Israel's quota for Ukrainian refugees who are ineligible for Israeli citizenship and have no relatives in Israel is 5,000 – though the state said it would allow 20 additional refugees in this category to enter per day, even if the quota is exceeded.

In response to a petition filed against the refugee intake outline, the state said that since the war in Ukraine began, a total of 11,000 Ukrainian citizens who aren't eligible for citizenship under the Law of Return have entered Israel.
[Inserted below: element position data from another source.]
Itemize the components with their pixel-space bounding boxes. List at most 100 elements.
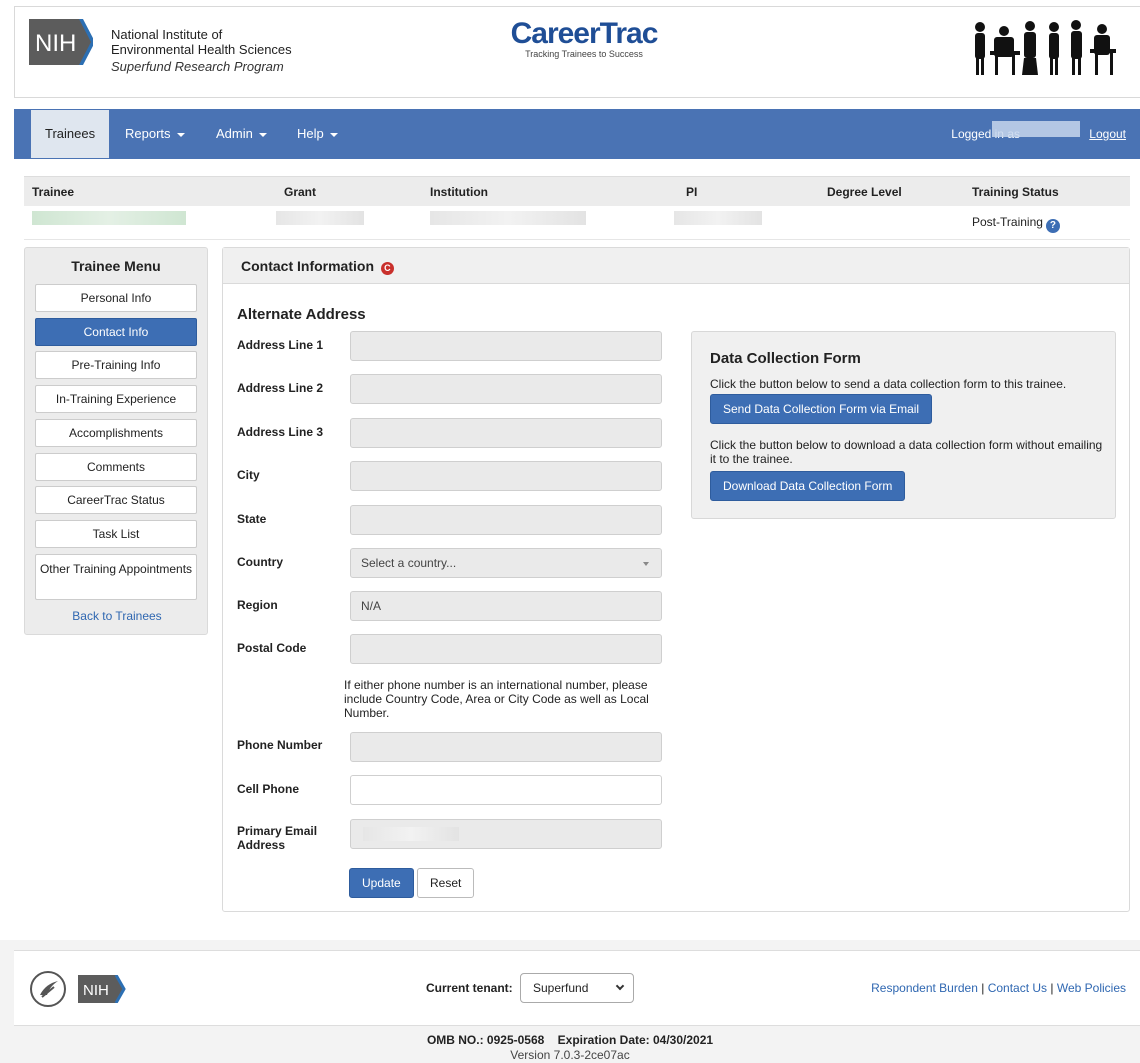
contact-us-link[interactable]: Contact Us (988, 981, 1047, 995)
region-label: Region (237, 598, 278, 612)
col-header-pi: PI (686, 185, 698, 199)
dcf-title: Data Collection Form (710, 350, 861, 367)
menu-item-comments[interactable]: Comments (35, 453, 197, 481)
panel-heading: Contact Information C (223, 248, 1129, 284)
nav-help[interactable]: Help (283, 109, 352, 159)
reset-button[interactable]: Reset (417, 868, 475, 898)
menu-item-personal-info[interactable]: Personal Info (35, 284, 197, 312)
state-input[interactable] (350, 505, 662, 535)
institute-name: National Institute of Environmental Heal… (111, 27, 292, 74)
postal-code-label: Postal Code (237, 641, 307, 655)
redacted-email (363, 827, 459, 841)
country-label: Country (237, 555, 283, 569)
col-header-degree-level: Degree Level (827, 185, 902, 199)
nav-help-label: Help (297, 126, 324, 141)
chevron-down-icon (615, 981, 625, 991)
trainee-menu-title: Trainee Menu (71, 258, 161, 274)
brand-tagline: Tracking Trainees to Success (525, 49, 643, 59)
alternate-address-title: Alternate Address (237, 306, 366, 323)
omb-info: OMB NO.: 0925-0568 Expiration Date: 04/3… (426, 1033, 714, 1047)
site-header: NIH National Institute of Environmental … (14, 6, 1140, 98)
country-select[interactable]: Select a country... (350, 548, 662, 578)
program-name: Superfund Research Program (111, 59, 284, 74)
respondent-burden-link[interactable]: Respondent Burden (871, 981, 978, 995)
caret-down-icon (643, 562, 649, 566)
col-header-grant: Grant (284, 185, 317, 199)
link-separator: | (981, 981, 985, 995)
tenant-select[interactable]: Superfund (520, 973, 634, 1003)
menu-item-in-training-experience[interactable]: In-Training Experience (35, 385, 197, 413)
nav-admin-label: Admin (216, 126, 253, 141)
help-question-icon[interactable]: ? (1045, 219, 1060, 233)
dcf-send-text: Click the button below to send a data co… (710, 377, 1067, 391)
web-policies-link[interactable]: Web Policies (1057, 981, 1126, 995)
menu-item-other-training-appointments[interactable]: Other Training Appointments (35, 554, 197, 600)
send-dcf-email-button[interactable]: Send Data Collection Form via Email (710, 394, 933, 424)
nav-reports-label: Reports (125, 126, 171, 141)
tenant-label: Current tenant: (426, 981, 513, 995)
main-navbar: Trainees Reports Admin Help Logged in as… (14, 109, 1140, 159)
cell-phone-label: Cell Phone (237, 782, 300, 796)
tenant-select-value: Superfund (533, 981, 589, 995)
primary-email-input[interactable] (350, 819, 662, 849)
menu-item-task-list[interactable]: Task List (35, 520, 197, 548)
nav-trainees[interactable]: Trainees (31, 110, 110, 158)
address-line1-input[interactable] (350, 331, 662, 361)
update-button[interactable]: Update (349, 868, 414, 898)
nih-logo: NIH (29, 19, 93, 65)
address-line2-label: Address Line 2 (237, 381, 324, 395)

About 4,975 of them also have no Israeli relatives, and thus, they entered the country within the quota of 5,000.

According to the state's response, Interior Minister Ayelet Shaked has said she will continue to allow Ukrainians who have relatives in Israel – but are ineligible for immigration under the Law of Return – to enter the country without restriction.

Anshel Pfeffer

Russia forcing occupied Ukrainians to use its mobile network

Civilians in the Russian-occupied areas of southeast Ukraine are being forced to use Russian SIM cards in their phones so Russia can block the flow of information from the areas it has captured.

Ukrainian civilians who have remained in the towns of Berdyansk and Melitopol on the coast of the Sea of Azov, which have been occupied by the Russian army, have been given Russian SIM cards by the occupying forces with which to communicate, according to a Western intelligence source.

Read the full report here.


UN exploring possibility of humanitarian ceasefire in Ukraine

United Nations Secretary-General Antonio Guterres said on Monday he has directed the world body's aid chief "to explore with the parties involved" the possibility of a humanitarian ceasefire in Ukraine.

Guterres also appealed for an immediate humanitarian ceasefire "to allow for progress in serious political negotiations, aimed at reaching a peace agreement based on the principles of the United Nations Charter."